Tiz the Law carried a $110,000 price tag when Sackatoga bought him at the 2018 Fasig-Tipton New York-bred sale at Saratoga.
With Tiz the Law’s success – he earned $2,735,300 in his nine-race career – the Sackatoga pockets got deeper. In September, they paid $309,000 at the New York-bred portion of the Keeneland Fasig-Tipton Selected Yearlings Showcase for a colt by Tiznow who is now a 2-year-old named Tiz Eternal.
Knowlton also forked over $290,000 at the Fasig-Tipton Midlantic 2-year-olds in training sale in June for Tapple Cider, now a 3-year-old filly by Tonalist.

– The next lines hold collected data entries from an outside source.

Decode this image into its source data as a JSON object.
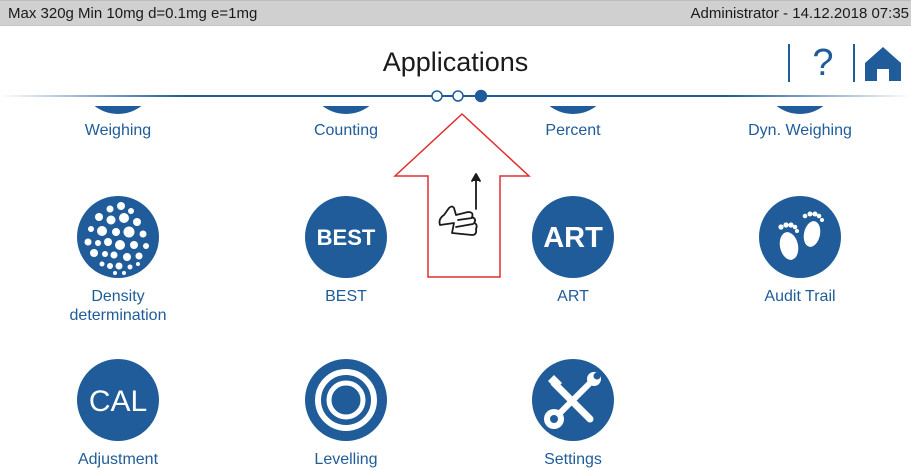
{
  "status_bar": {
    "scale_info": "Max 320g  Min 10mg  d=0.1mg  e=1mg",
    "user_datetime": "Administrator  -  14.12.2018 07:35"
  },
  "header": {
    "title": "Applications",
    "help_label": "?",
    "help_icon": "question-mark-icon",
    "home_icon": "home-icon",
    "accent_color": "#1f5c99"
  },
  "pager": {
    "pages": 3,
    "current_page": 3
  },
  "apps_partial": [
    {
      "label": "Weighing"
    },
    {
      "label": "Counting"
    },
    {
      "label": "Percent"
    },
    {
      "label": "Dyn. Weighing"
    }
  ],
  "apps": [
    {
      "label": "Density\ndetermination",
      "icon": "density-dots-icon"
    },
    {
      "label": "BEST",
      "icon": "best-icon",
      "icon_text": "BEST"
    },
    {
      "label": "ART",
      "icon": "art-icon",
      "icon_text": "ART"
    },
    {
      "label": "Audit Trail",
      "icon": "footprints-icon"
    },
    {
      "label": "Adjustment",
      "icon": "cal-icon",
      "icon_text": "CAL"
    },
    {
      "label": "Levelling",
      "icon": "level-bubble-icon"
    },
    {
      "label": "Settings",
      "icon": "tools-icon"
    }
  ],
  "overlay": {
    "type": "swipe-up-hint",
    "icon": "hand-pointer-swipe-icon",
    "color": "#e03030"
  }
}
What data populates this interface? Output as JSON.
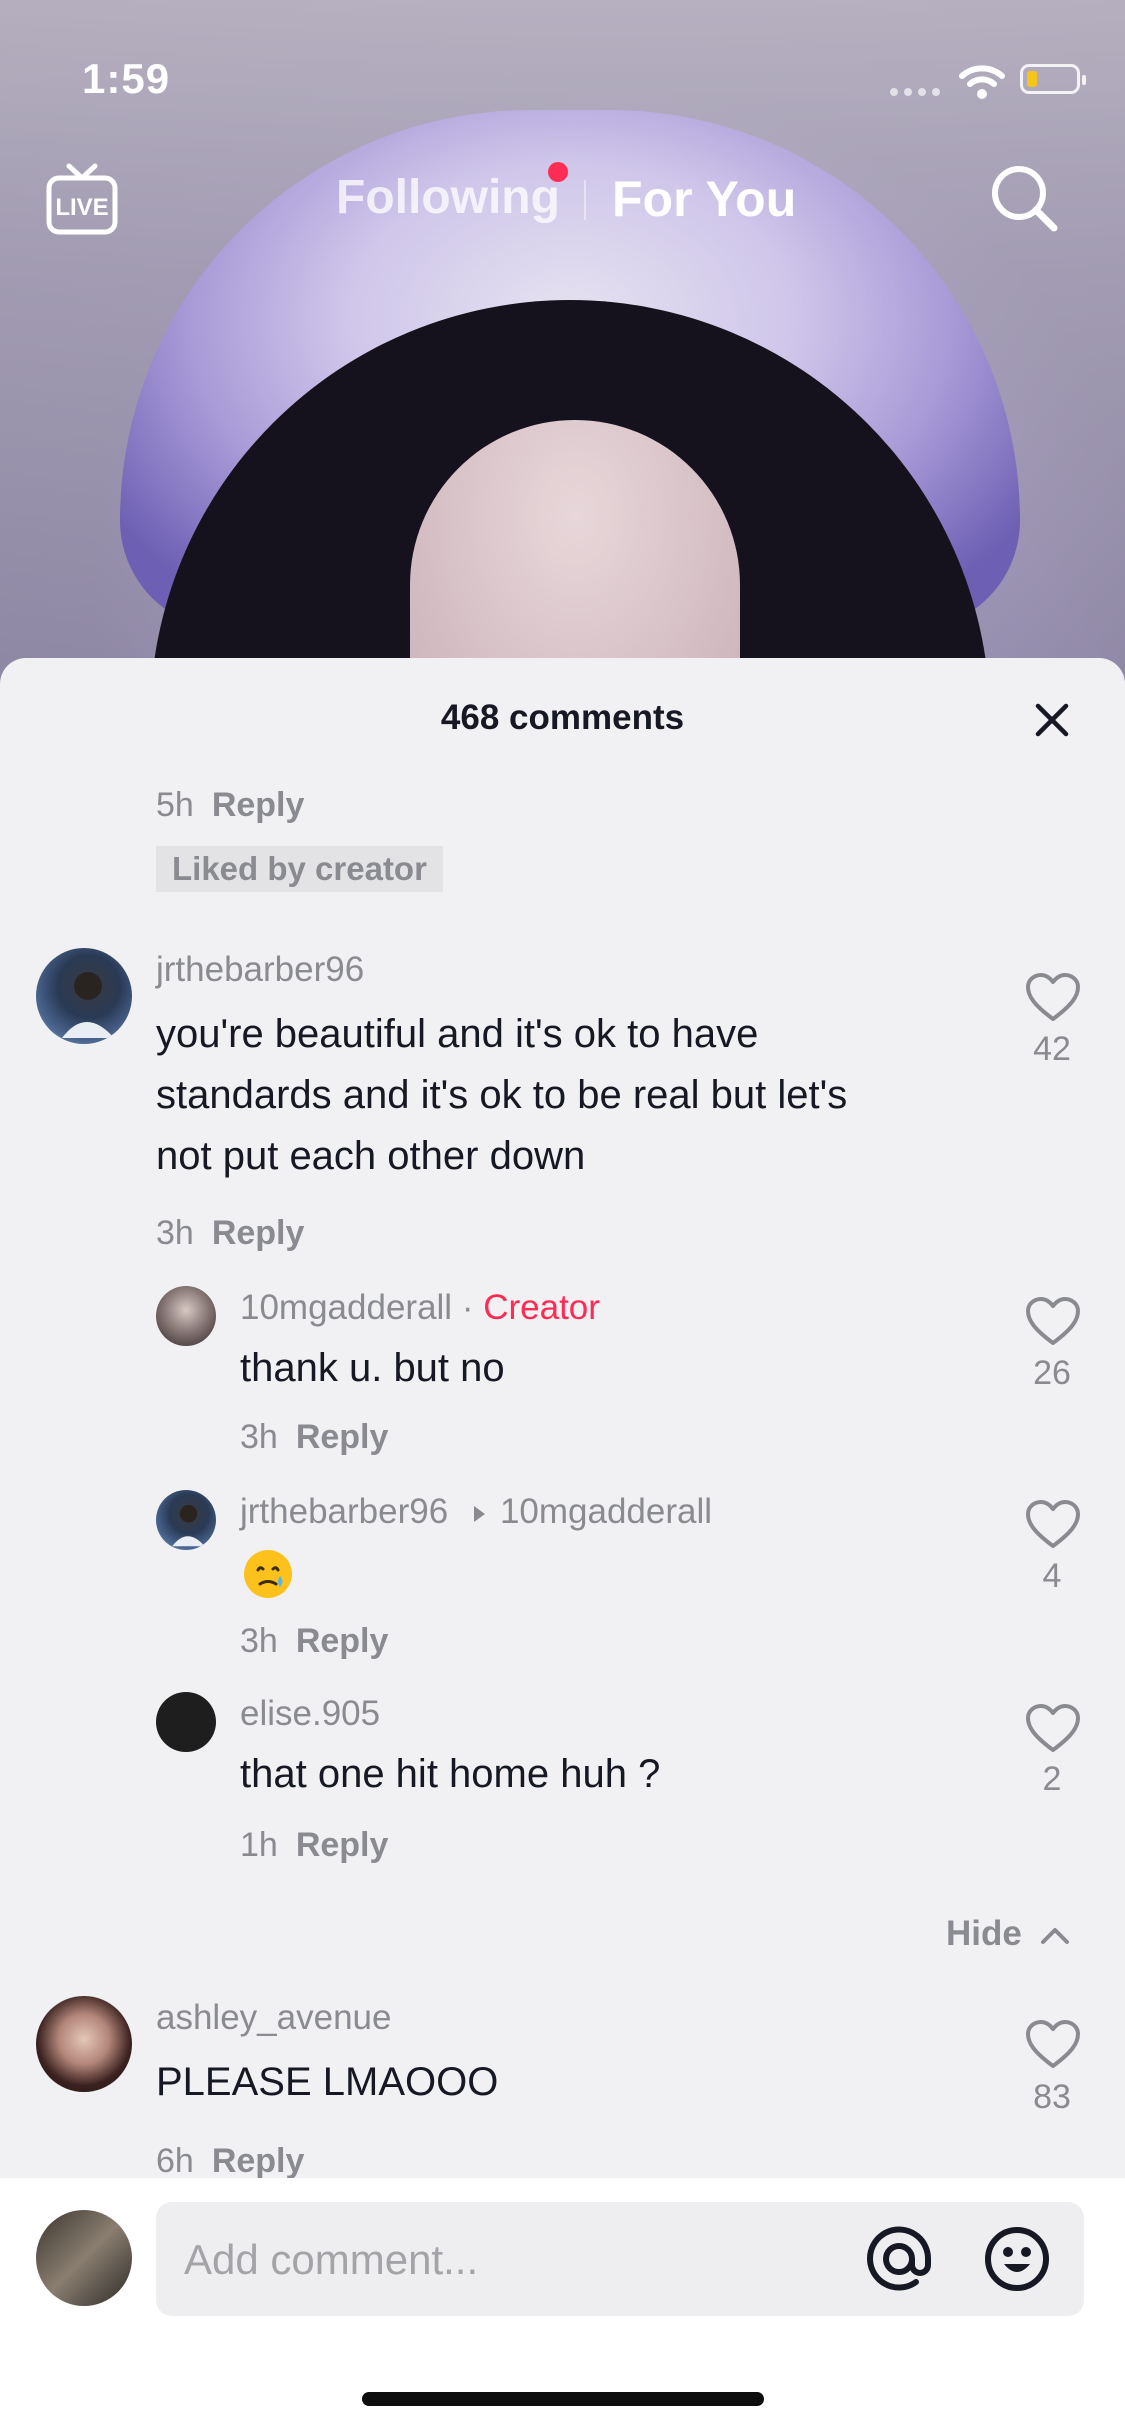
{
  "status": {
    "time": "1:59"
  },
  "nav": {
    "following": "Following",
    "for_you": "For You",
    "live_label": "LIVE"
  },
  "sheet": {
    "title": "468 comments"
  },
  "top_partial": {
    "time": "5h",
    "reply": "Reply",
    "badge": "Liked by creator"
  },
  "comments": [
    {
      "username": "jrthebarber96",
      "text": [
        "you're beautiful and it's ok to have",
        "standards and it's ok to be real but let's",
        "not put each other down"
      ],
      "time": "3h",
      "reply": "Reply",
      "likes": "42"
    },
    {
      "username": "ashley_avenue",
      "text": [
        "PLEASE LMAOOO"
      ],
      "time": "6h",
      "reply": "Reply",
      "likes": "83"
    }
  ],
  "replies": [
    {
      "username": "10mgadderall",
      "separator": " · ",
      "tag": "Creator",
      "text": "thank u. but no",
      "time": "3h",
      "reply": "Reply",
      "likes": "26"
    },
    {
      "username": "jrthebarber96",
      "reply_to": "10mgadderall",
      "text": "🥲",
      "time": "3h",
      "reply": "Reply",
      "likes": "4"
    },
    {
      "username": "elise.905",
      "text": "that one hit home huh ?",
      "time": "1h",
      "reply": "Reply",
      "likes": "2"
    }
  ],
  "hide_label": "Hide",
  "composer": {
    "placeholder": "Add comment..."
  },
  "colors": {
    "creator": "#fe2c55",
    "muted": "#8a8b91",
    "text": "#161823",
    "notification_dot": "#ff2d55"
  },
  "icons": [
    "live-icon",
    "search-icon",
    "close-icon",
    "heart-icon",
    "at-icon",
    "emoji-icon",
    "wifi-icon",
    "battery-icon"
  ]
}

“We did spend some money on those two horses,” Knowlton said. “That may or may not happen again. The people who were in (the partnership) with Tiz could play with house money, and they can play with house money for a long time.”
Tiz the Law had 35 Sackatoga partners, including Knowlton. When the Breeders’ Cup was run and Tiz the Law finished a disappointing sixth, there were 75 people who had shares in Sackatoga horses. Since, the number has grown to 85.
When Tiz the Law was in the barn he got the reputation as being a laid-back horse that could take anything that Tagg asked him to do.
“He was not as high strung as Funny Cide,” Tagg said. “Funny Cide worried me. (Tiz the Law) just handled stuff better. Funny Cide was a real powerful, fast horse, and he had that kind of mind, too.”
When Tiz the Law arrived at Ashford in the middle of the night just a few hours into 2021, Tagg was not surprised when he got the report.
“He got there at 3 or 4 in the morning,” Tagg said. “He walked off the van and got a drink of water. He looked around, and everything seemed fine to him. And then he went to his stall. That is him. And we miss him.”